Nicholas Stamford is shadowed by guilt: his own, his brother’s, the legacy of war. A perfunctory visit to this dreary part of Gloucestershire wasn’t supposed to engage his heart, or his mind. Challenged by Miss Ellison’s fascinating blend of Bluestocking opinions, hoydenish behavior, and angelic voice, he finds the impossible becoming possible–he begins to care. But Lavinia’s aloof manner, society’s opposition and his ancestral obligations prove most frustrating, until scandal forces them to get along.
Can Lavinia and Nicholas look beyond painful pasts and present prejudice to see their future? And what will happen when Lavinia learns a family secret that alters everything she’s ever known?
Why I Choose this Book:
I originally ignored the offer to review this book as it looked too romantic for my tastes. After considering it though, and having it pitched to me with a Jane Austen angle, I reconsidered. Cause, Jane Austen. I very much disliked her work for years, but then was won over by her witty banter. I figured The Elusive Miss Ellison might prove to be the same way.
What I Thought about this Book:
Apparently I kinda forgot what it was like to read a book that’s main plot is romance, and it’s a bit more tedious than I had remembered. I’m all for a light dosage of romance in books, cause that’s realistic. But when it’s the whole plot? Well….
I am happy to say that the author did an okay job of not making the focus of the romance be totally on the outward appearances (although there was more of that than I would have liked). The author did a good job of keeping it fairly safe and non-detailed (for the most part). And, another good point for the author goes to the fact that there was a lot of good, useful Biblical teachings sprinkled throughout the book. They were presented in such a way that it didn’t feel preachy, and yet they gave the book purpose.

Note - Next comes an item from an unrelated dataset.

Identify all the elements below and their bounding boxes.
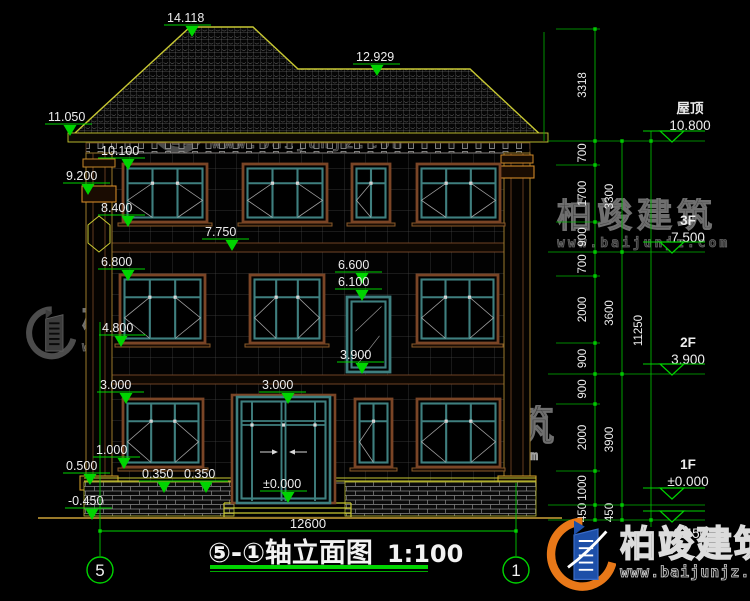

Overall I didn’t not like the book. In fact, I enjoyed parts of it, and it did keep me wanting to find out what happened next. Then came the plot twist – and well, the plot twist wasn’t really my cup of tea. It kinda left me shaking my head, and wondering why it had been added.
The character development was pretty good throughout the book. The characters were (for the most part) believable, and I also liked the main characters. The book very much had a Jane Austen feel to it, which was fun.
So, this isn’t a book that I will probably re-read, nor is it one that I would necessarily recommend, but I don’t not recommend it either. It was a breezy read with some good components.
I’m giving The Elusive Miss Ellison 3 out of 5 stars, and 4 out of 10.